Expand description
The extsort
crate exposes external sorting (i.e. on-disk sorting)
capability on arbitrarily sized iterators, even if the generated content of
the iterator doesn’t fit in memory. Once sorted, it returns a new sorted
iterator.
In order to remain efficient for all implementations, extsort
doesn’t
handle serialization but leaves that to the user.

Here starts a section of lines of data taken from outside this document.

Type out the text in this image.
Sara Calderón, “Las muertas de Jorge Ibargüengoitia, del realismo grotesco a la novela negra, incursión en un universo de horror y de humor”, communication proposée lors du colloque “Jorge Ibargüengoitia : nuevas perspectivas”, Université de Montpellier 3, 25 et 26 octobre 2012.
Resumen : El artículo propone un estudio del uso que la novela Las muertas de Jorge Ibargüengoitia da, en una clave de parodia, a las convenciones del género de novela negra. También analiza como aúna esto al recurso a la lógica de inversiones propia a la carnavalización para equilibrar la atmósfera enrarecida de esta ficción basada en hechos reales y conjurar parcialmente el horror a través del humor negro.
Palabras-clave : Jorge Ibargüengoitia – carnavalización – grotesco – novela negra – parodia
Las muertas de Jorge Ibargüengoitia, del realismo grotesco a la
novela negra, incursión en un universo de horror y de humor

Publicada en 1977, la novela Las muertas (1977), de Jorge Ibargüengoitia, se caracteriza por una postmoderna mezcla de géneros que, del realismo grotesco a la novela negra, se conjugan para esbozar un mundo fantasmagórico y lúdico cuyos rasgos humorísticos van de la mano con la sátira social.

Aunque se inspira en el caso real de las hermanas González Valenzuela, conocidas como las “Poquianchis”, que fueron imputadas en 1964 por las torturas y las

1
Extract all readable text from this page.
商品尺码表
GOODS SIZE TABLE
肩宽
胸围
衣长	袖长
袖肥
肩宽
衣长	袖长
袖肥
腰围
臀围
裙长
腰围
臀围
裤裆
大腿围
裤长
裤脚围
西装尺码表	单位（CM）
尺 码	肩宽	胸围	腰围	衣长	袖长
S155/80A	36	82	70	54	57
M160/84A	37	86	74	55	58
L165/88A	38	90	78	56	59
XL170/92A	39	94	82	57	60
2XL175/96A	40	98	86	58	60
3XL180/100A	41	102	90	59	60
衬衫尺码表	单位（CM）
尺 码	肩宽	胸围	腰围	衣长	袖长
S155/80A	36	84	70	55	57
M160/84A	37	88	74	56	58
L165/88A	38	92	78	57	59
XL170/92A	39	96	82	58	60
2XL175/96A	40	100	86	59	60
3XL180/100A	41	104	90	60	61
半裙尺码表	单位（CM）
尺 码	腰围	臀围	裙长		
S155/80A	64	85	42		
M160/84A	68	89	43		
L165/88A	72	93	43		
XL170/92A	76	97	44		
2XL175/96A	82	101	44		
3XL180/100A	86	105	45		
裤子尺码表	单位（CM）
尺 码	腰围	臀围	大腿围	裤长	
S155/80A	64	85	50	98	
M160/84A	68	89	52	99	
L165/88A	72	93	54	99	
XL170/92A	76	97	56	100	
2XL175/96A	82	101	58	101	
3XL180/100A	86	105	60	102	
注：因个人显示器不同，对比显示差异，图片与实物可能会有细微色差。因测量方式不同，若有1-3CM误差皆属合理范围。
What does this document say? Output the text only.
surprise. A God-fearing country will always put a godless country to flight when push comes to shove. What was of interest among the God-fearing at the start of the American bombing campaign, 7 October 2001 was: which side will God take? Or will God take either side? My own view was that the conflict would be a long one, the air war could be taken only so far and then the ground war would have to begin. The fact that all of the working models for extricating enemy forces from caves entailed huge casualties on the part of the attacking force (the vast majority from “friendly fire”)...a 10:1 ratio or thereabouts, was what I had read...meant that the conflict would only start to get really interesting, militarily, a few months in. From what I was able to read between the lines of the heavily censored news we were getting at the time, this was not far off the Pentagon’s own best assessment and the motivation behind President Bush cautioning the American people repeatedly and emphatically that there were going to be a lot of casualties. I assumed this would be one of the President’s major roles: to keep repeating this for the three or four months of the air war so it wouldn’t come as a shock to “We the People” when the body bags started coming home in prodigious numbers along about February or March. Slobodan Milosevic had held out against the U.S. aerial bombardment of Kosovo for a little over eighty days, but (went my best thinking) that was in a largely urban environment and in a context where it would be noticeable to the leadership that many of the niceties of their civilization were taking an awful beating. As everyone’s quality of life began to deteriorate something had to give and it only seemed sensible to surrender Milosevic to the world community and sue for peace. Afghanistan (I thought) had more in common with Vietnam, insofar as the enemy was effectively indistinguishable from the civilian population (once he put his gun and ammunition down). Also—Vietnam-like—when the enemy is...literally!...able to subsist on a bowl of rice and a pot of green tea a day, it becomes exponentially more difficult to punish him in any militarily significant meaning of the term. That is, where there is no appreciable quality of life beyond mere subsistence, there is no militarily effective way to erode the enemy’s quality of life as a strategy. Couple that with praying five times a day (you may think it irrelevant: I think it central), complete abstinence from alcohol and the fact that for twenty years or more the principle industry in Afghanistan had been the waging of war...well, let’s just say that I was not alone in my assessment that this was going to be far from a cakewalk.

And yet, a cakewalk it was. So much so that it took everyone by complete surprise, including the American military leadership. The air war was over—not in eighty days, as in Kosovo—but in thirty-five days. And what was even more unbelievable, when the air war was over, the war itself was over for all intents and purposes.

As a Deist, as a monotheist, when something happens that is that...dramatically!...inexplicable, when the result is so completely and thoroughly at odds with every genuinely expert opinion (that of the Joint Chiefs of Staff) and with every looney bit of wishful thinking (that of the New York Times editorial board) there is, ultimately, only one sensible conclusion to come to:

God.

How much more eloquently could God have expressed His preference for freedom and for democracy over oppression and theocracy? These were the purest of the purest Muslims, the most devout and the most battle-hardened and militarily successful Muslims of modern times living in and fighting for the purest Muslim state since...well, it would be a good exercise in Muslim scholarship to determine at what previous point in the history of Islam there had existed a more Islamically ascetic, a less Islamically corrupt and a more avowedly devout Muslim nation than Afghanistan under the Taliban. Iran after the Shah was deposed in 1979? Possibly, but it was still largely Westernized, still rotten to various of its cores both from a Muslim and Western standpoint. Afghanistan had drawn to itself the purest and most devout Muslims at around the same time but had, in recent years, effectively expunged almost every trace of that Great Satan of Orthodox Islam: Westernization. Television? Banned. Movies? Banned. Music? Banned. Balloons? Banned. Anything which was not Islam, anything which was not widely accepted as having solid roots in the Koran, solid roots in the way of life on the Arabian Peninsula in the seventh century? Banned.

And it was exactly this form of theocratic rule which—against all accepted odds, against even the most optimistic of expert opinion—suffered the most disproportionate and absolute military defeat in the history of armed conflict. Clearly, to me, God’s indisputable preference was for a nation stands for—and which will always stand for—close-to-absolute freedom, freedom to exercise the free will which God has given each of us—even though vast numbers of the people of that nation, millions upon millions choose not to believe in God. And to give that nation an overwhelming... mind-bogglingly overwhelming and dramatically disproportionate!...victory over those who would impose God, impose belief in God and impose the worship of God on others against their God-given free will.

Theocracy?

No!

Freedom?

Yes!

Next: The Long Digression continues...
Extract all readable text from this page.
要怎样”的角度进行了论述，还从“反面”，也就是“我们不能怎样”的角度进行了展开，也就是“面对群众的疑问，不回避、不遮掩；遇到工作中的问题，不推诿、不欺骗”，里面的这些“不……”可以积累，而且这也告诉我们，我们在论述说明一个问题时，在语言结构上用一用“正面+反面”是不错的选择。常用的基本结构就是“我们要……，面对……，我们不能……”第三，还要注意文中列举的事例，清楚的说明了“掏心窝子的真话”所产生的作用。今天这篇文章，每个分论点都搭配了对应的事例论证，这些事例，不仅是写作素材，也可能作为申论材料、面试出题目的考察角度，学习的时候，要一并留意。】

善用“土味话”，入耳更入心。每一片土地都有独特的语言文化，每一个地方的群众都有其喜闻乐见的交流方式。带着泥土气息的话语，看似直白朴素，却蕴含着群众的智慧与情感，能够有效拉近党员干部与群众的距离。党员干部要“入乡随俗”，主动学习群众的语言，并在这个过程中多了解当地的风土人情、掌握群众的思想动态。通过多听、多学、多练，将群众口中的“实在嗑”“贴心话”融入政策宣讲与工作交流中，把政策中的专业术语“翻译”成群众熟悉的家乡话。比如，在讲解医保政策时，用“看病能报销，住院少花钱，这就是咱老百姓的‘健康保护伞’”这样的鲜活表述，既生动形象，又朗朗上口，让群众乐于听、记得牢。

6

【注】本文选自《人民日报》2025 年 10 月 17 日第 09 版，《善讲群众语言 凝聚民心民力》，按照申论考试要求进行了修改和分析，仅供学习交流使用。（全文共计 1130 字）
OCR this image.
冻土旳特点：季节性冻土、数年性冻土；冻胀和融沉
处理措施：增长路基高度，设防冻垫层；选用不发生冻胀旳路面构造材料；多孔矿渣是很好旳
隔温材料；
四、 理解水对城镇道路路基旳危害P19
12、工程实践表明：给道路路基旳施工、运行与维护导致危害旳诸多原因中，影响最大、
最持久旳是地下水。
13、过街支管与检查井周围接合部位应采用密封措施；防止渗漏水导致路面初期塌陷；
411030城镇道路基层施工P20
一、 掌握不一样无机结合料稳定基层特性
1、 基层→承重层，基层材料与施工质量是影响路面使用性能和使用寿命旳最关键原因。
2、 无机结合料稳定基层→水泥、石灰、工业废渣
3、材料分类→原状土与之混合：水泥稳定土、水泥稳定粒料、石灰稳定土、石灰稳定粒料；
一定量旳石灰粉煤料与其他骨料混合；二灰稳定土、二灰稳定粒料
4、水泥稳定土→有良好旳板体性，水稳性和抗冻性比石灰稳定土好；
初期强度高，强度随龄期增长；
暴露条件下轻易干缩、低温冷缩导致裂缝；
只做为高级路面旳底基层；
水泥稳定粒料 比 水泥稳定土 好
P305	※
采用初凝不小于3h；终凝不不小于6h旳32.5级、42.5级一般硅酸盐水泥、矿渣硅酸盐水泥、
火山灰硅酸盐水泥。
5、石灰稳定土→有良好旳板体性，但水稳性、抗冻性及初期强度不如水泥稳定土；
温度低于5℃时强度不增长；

The sorter can optionally use rayon
to
sort the in-memory buffer. It is generally faster when the buffer size is big
enough for parallelism to have an impact over its overhead.
§Examples
extern crate extsort;
extern crate byteorder;
use extsort::*;
use byteorder::{ReadBytesExt, WriteBytesExt};
use std::io::{Read, Write};
#[derive(Debug, Eq, PartialEq, Ord, PartialOrd)]
struct MyStruct(u32);
impl Sortable for MyStruct {
fn encode<W: Write>(&self, writer: &mut W) -> std::io::Result<()> {
writer.write_u32::<byteorder::LittleEndian>(self.0)?;
Ok(())
}
fn decode<R: Read>(reader: &mut R) -> std::io::Result<MyStruct> {
reader.read_u32::<byteorder::LittleEndian>()
.map(MyStruct)
}
}
let sorter = ExternalSorter::new();
let reversed_data = (0..1000).rev().map(MyStruct).into_iter();
let sorted_iter = sorter.sort(reversed_data).unwrap();
let sorted_data = sorted_iter.collect::<std::io::Result<Vec<MyStruct>>>().unwrap();
let expected_data = (0..1000).map(MyStruct).collect::<Vec<MyStruct>>();
assert_eq!(sorted_data, expected_data);
Re-exports§
pub use crate::iter::SortedIterator;
pub use crate::push::PushExternalSorter;
pub use crate::sorter::ExternalSorter;